By Annie Thornton, Houzz
Plants grown in the gaps between pavers and other hardscape elements provide gardens of all sizes with more green space, breaking up paved areas while also enhancing drainage. They also create an opportunity to introduce surprising new design elements, including flowers, bold color, and even fragrance. Take a look at five inspiring gardens that use their hardscape seams to grow something special.
Carson Douglas Landscape Architecture, original photo on Houzz
When planting a walkway or outdoor steps, carefully consider plant choice and maintenance to avoid trips, falls, or other potential safety issues. Choose plants that are low-growing or be ready to trim plants when needed to keep the walkway clear. Keep paths that will be used at night well-lit.
1. Succulent steps. In Southern California, concrete steps lead visitors up to a secluded outdoor seating area and edible garden.

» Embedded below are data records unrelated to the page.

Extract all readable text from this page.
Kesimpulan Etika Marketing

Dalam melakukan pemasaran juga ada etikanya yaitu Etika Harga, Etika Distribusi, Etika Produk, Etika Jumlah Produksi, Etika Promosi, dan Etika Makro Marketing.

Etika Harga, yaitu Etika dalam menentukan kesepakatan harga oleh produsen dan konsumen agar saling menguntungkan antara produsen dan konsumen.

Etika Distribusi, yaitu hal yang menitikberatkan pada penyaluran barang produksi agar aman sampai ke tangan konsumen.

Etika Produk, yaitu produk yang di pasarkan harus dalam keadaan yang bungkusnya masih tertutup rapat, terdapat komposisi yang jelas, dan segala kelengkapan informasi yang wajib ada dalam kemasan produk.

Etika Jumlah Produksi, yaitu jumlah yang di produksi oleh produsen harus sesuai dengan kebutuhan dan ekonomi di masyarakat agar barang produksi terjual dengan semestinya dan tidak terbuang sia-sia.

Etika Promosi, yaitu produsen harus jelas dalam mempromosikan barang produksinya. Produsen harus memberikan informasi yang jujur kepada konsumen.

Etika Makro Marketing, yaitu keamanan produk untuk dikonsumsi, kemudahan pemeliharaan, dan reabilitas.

An 8-foot-tall redwood and steel fence surrounds the garden, enhancing the feeling of privacy while also keeping grazing animals out.
This threshold, lush with sprawling vines, offers another planting surprise: colorful echeveria succulents growing in soil between the steps. These rosette-forming plants thrive in warm, dry, and sunny locations and will appreciate the concrete’s reflected heat.
Should the succulents develop offsets or tall stalks that impede foot traffic, simply cut and re-root the offsets or rosettes. New echeveria will sprout from the stock.
Wagner Hodgson, original photo on Houzz
2. Sedum sidewalk. Staggered bluestone pavers wind from the house down to the pool area of this weekend retreat in Hudson, New York. Massed grasses frame the path, softening the hardscape and filling in the path’s irregular edges.
The gaps between pavers also leave room for walkable ‘Dragon’s Blood’ stonecrop (Sedum spurium ‘Dragon’s Blood’, Zones 3 to 9), a low-growing, spreading ground cover that thrives with little maintenance in shallow, rocky soils.
Howells Architecture + Design LLC, original photo on Houzz
3. Minty hint. The mostly paved backyard of a fiction writer in Portland, Oregon, takes many design cues from the nearby Portland Japanese Garden, including the pattern of its concrete pavers with planted joints. “In essence we paved the whole thing but softened it with these moss elements in between,” says Michael Howells, the project’s architect.
Howells Architecture + Design LLC, original photo on Houzz
Howells planted Scotch moss (Sagina subulata ‘Aurea’, Zones 4 to 8) and Corsican mint (Mentha requienii, Zones 6 to 9) between the concrete pavers. Both plants handle foot traffic, grow to about 1 inch tall, and provide a cushy, bright green outline around the concrete pavers. The Corsican mint also emits a strong fragrance when it’s stepped on. “I have always wanted to do a project where I could introduce that idea of the sense of smell,” Howells says.
Craig Reynolds Landscape Architecture, original photo on Houzz
4. Planted perimeter. Landscape architect Craig Reynolds sought to balance the requests of the homeowners and the climate of Key West, while also creating privacy, softening the space, and complying with local regulations for impervious surfaces. So he designed this compact backyard with lots of Ipe decking and lush tropical plants.
While this corner of the yard feels almost like an outdoor room — all that’s missing is a roof — Reynolds made sure to leave a slight gap between the deck and fence for planting. “I didn’t want it to feel like you’re in a wooden box,” he says. Plants, including the Chinese banyan (Ficus microcarpa, Zones 9 to 11 ), will fill in, growing between the fence and the deck to soften the space and offer privacy.
June Scott Design, original photo on Houzz
5. Colorful complement. A home and its garden aren’t always designed with the other in mind, but it can be fun to see when they are. For this renovation project in Manhattan Beach, California, the homeowners did just that. The couple (one is an architect and the other is an interior designer) chose soft, botanical colors for their home’s exterior and worked with landscape architect June Scott to choose plants that would echo and complement these hues. “The plants lead the eye from the home to the garden and back again,” Scott says.
Here we see how silver carpet (Dymondia margaretae, Zones 9 to 11), a low-growing walkable ground cover planted between the poured concrete pavers, breaks up the paving while tying in with the home’s blue-green paint.
Also shown here: foxtail ferns (Asparagus densiflorus ‘Myers’, Zones 9 to 11), blue chalk sticks (Senecio cylindricus, Zones 10 to 11), tree aeonium succulents (Aeonium arboreum, Zones 9 to 10), and leucadendron (Leucadendron ‘Jester’, Zones 9 to 10).
Exterior paint: Green Blue, Farrow & Ball; door and window trim paint: Meadow View, Benjamin Moore.